Серебряные бочонки. Сказав это, царь поднялся и приказал отвести себя к своей супруге. Он велел доставить в палату бочонки из чистого серебра с золотыми обручами, полные разных дорогих напитков, и приказал боярам так угостить немцев, чтобы им было невдомек, как они попали домой, что с большинством и случилось. [199]

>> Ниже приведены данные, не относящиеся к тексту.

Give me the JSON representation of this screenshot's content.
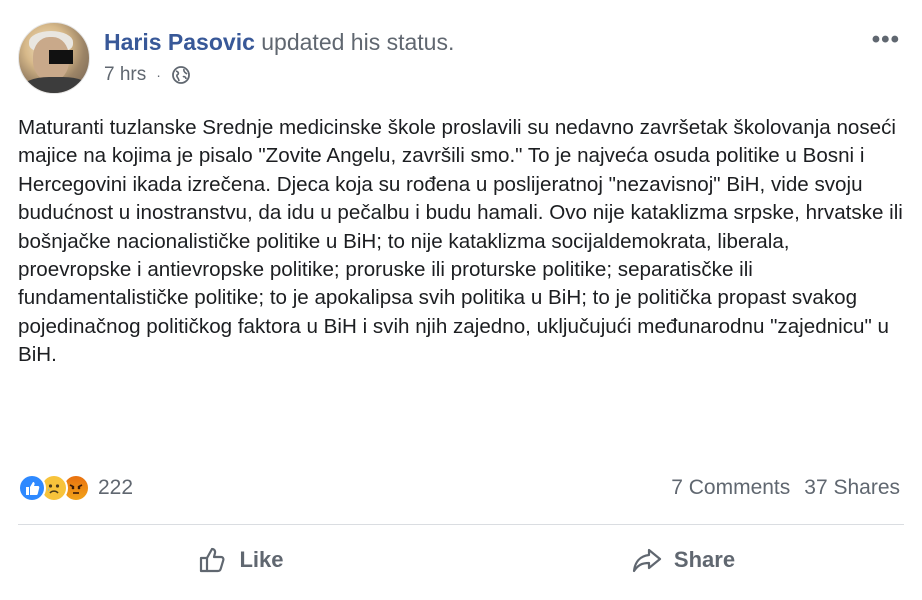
{
  "post": {
    "author": "Haris Pasovic",
    "action_text": "updated his status.",
    "time": "7 hrs",
    "time_separator": "·",
    "privacy_icon": "globe-icon",
    "more_label": "•••",
    "content": "Maturanti tuzlanske Srednje medicinske škole proslavili su nedavno završetak školovanja noseći majice na kojima je pisalo \"Zovite Angelu, završili smo.\" To je najveća osuda politike u Bosni i Hercegovini ikada izrečena. Djeca koja su rođena u poslijeratnoj \"nezavisnoj\" BiH, vide svoju budućnost u inostranstvu, da idu u pečalbu i budu hamali. Ovo nije kataklizma srpske, hrvatske ili bošnjačke nacionalističke politike u BiH; to nije kataklizma socijaldemokrata, liberala, proevropske i antievropske politike; proruske ili proturske politike; separatisčke ili fundamentalističke politike; to je apokalipsa svih politika u BiH; to je politička propast svakog pojedinačnog političkog faktora u BiH i svih njih zajedno, uključujući međunarodnu \"zajednicu\" u BiH."
  },
  "stats": {
    "reactions": [
      "like",
      "sad",
      "angry"
    ],
    "reaction_count": "222",
    "comments": "7 Comments",
    "shares": "37 Shares"
  },
  "actions": {
    "like_label": "Like",
    "share_label": "Share"
  },
  "colors": {
    "author": "#385898",
    "secondary_text": "#606770",
    "like_blue": "#2e89ff",
    "sad_yellow": "#f7c33b",
    "angry_orange": "#e9710f"
  }
}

18 декабря немцев повели в Разряд (Razareth). Дьяки (Canzler) разбили их на четыре группы. В первую выделили старейших и знатнейших и объявили им, что царь, их отец, по случаю их приезда жалует каждому сверх ежемесячных кормов по 50 рублей деньгами, по венгерскому кафтану из золотой парчи, по куску черного бархата и по сорок прекрасных соболей, чтобы они оделись в честь царя, и что столько же денег им положено на годовое жалованье, каждому поместье, а к нему 100 вполне обеспеченных крестьян. Все это было дано им в ближайшие дни.
199
Почетный прием и большие льготы, предоставленные 35 ливонским немцам, бежавшим из Ливонии в Россию в 1601 г., Соловьев объясняет стремлением Годунова завоевать популярность в Ливонии, с тем чтобы осуществить свой тайный план овладения этой страной. Военные действия, развернувшись в Ливонии в самом конце XVI—начале XVII вв. в ходе ожесточенной династической борьбы Сигизмунда III (сына шведского короля Иоанна III, избранного в 1587 г. королем польским) и Карла IX (отнявшего у своего племянника Сигизмунда в 1599 г. шведский престол и объявившего себя королем Швеции), разорили окончательно страну. Терроризованное воюющими сторонами население, как показывает пример, описанный Буссовым, искало защиты в Русском государстве, где было охотно принято. Хотя далеко идущие планы в отношении Ливонии с помощью лишь ловкой дипломатии (“грозить, — по словам Соловьева, — Швеции союзом с Польшей, а Польше — союзом со Швецией”) Борису осуществить не удалось, однако широко известная благосклонность его правительства к ливонцам привлекала последних на русскую службу (С. М. Соловьев, т. VIII, стр. 31, 48—49). Город Нейгаузен (по русским источникам Новгородок), упомянутый Буссовым, представлял собою крепость, расположенную на границе Ливонии и Псковской области. С 1558 по 1582 г. Нейгаузен был во владении русских, потом перешел к полякам, а затем к шведам. Война Швеции с Польшей тянулась с 1599 по 1629 г. В начале войны Карл имел успех — под его власть перешла вся Эстония и большая часть Ливонии. Но с весны 1601 г. шведы терпят поражение от поляков. Последние захватывают лифляндские города, в том числе взят был и Нейгаузен. Часть населения Лифляндии, присягнувшая ранее Карлу IX, видимо, спасалась бегством в Россию. Печерский монастырь, в котором лифляндцы нашли убежище, находившийся в 53 километрах западнее Пскова, в XVI в. представлял собою крепость, которая выдержала в 1581 г. осаду войск Батория. Все связанные с этим событием фактические данные Буссов мог узнать от самих немцев. Это предположение вполне вероятно, так как сам Буссов, прибывший в Москву немногим ранее ливонцев, возможно, проходил тот же путь определения на русскую службу, что и они. Кроме того, Буссов еще в Ливонии мог быть знаком с этими немцами, так как они пришли в Россию именно из-под Нейгаузена, комендантом которого был он (С. М. Соловьев, т. VIII, стр. 48—49; Д. Цветаев, стр. 245—246).